Was war eigentlich der Grund, wieso überhaupt gedopt wurde?
Es hat geheißen: ,Wir nehmen das jetzt, weil es die anderen auch nehmen. Weil so blöd sind wir ja nicht, dass wir das nicht auch könnten.‘ Wir waren in Innsbruck ja nicht die einzigen. Es ist zwar nicht viel darüber geredet worden, aber alle haben gewusst, was los ist. Es ist schon anzunehmen, dass diese Sachen ziemlich flächendeckend genommen wurden. Wobei ich heute sage, dass es nicht wirklich etwas gebracht hat. Das war mehr Placebo und alles andere als professionelles Doping, wir hätten unsere Erfolge auch ohne diese Mittel gefeiert.

Haben denn die Gegner jemals argwöhnisch reagiert?
Ich kann mich erinnern, dass sich ein Rapid-Spieler, ein berüchtigtes Raubein, noch berüchtigter als ich, einmal beim Schiedsrichter beklagt hat. Der hat gesagt: ,Schau dem einmal in die Augen, der ist doch bis oben hin zu, der ist sicher gedopt.‘

Haben Sie auch einmal negative Erfahrungen gemacht?
Vor einem Europacupspiel in Basel haben wir neue Tabletten ausprobiert. Keine Ahnung, wer die damals daher gebracht hat, aber jedenfalls hat es geheißen: ,Die sind eine echte Sensation.‘

Und waren sie dann wirklich so sensationell?
Beim Aufwärmen im Stadion habe ich schon gekotzt. Daran sieht man schon, dass es bei uns damals äußerst dilettantisch zugegangen ist.
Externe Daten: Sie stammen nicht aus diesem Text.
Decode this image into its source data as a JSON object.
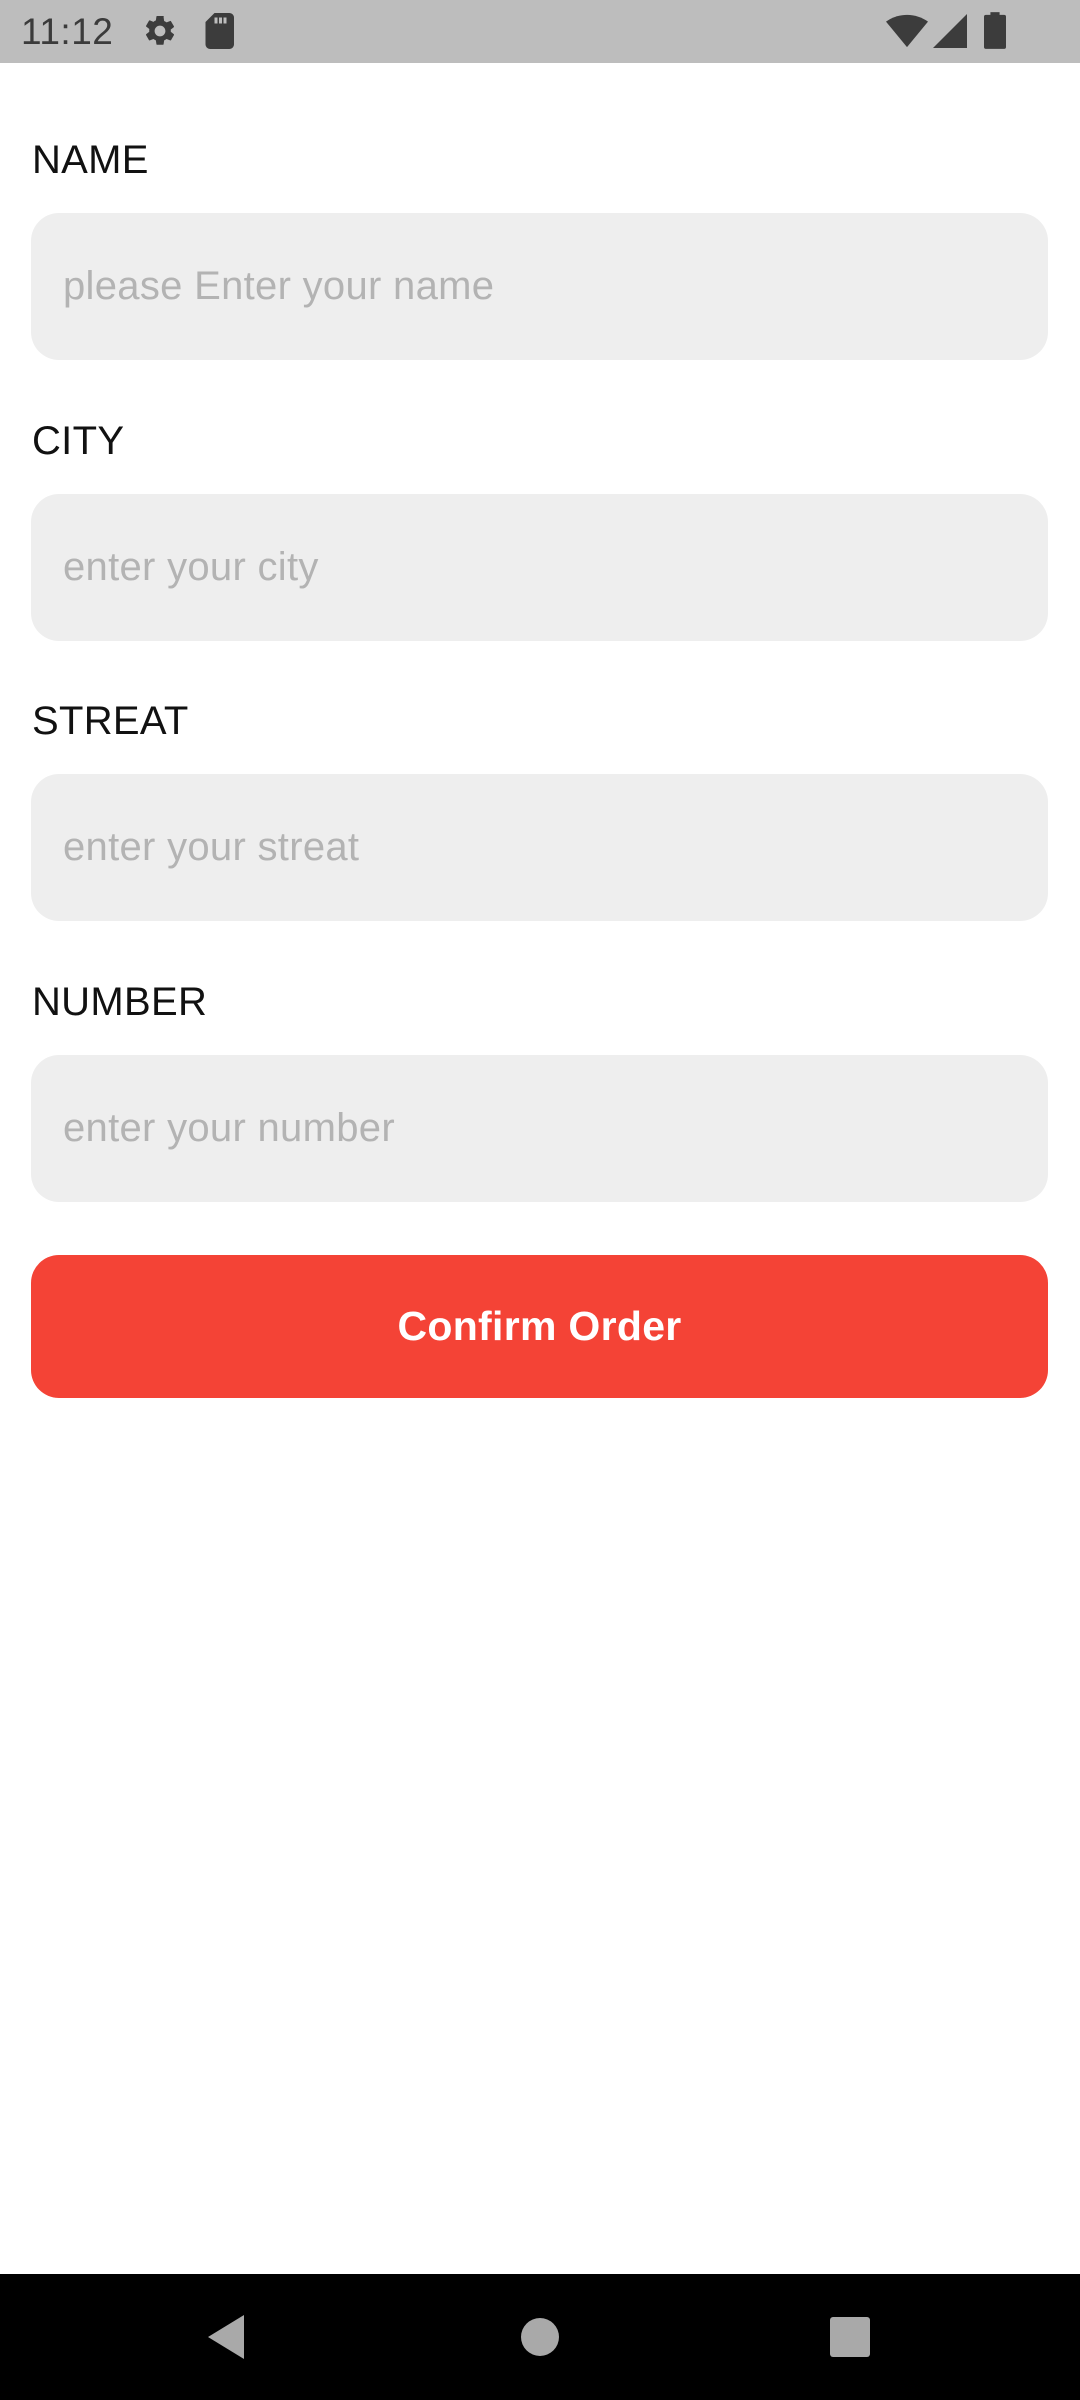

Captagon war in den 1970er- und 1980er-Jahren im Fußball weit verbreitet. Das Mittel galt als Alternative zu Amphetamin und wurde auch als Antidepressivum eingesetzt, weil es die Aufmerksamkeit und die Leistungsbereitschaft erhöht. Der Wirkstoff steht auf der Verbotsliste der Welt-Antidoping-Agentur. Der deutsche Bundesliga-Trainer Peter Neururer (Schalke, Bochum, Hannover) bestätigt die Einschätzung von Werner Kriess: „Bis zu 50 Prozent haben das konsumiert. Viele Spieler waren verrückt danach.“

Im Fall von VfB Stuttgart und SC Freiburg ging es seinerzeit um anabole Präparate. Zu dieser Zeit spielte auch Joachim Löw in Freiburg, und der deutsche Bundestrainer äußerte sich kürzlich auch zum Doping-Thema. „Früher, als ich 18, 19 oder 20 war, da hatte man überhaupt kein Bewusstsein für Doping. Es gab keine Verbote, und es gab auch keine Doping-Kontrollen, das Bewusstsein war nicht vorhanden“, berichtet Löw.

In Deutschland werden erst seit 1988 Dopingkontrollen im Fußball vorgenommen. Viele Spieler gab es freilich nicht, die bisher in die Dopingfalle gegangen sind. Wenn Fußballer erwischt wurden, dann waren oft Drogen wie Kokain (Adrian Mutu, Claudio Caniggia) oder Cannabis (Salzburg-Goalie Alexander Walke 2003) im Spiel.

Fußball-Legende Diego Maradona wurde während der WM 1994 überführt, nachdem er ein ephedrinhaltiges Medikament eingenommen hatte. Auch Bayern-Coach Pep Guardiola wurde in seiner Zeit in Italien für vier Monate gesperrt, weil in seinem Blut Spuren von Nandrolon gefunden wurden.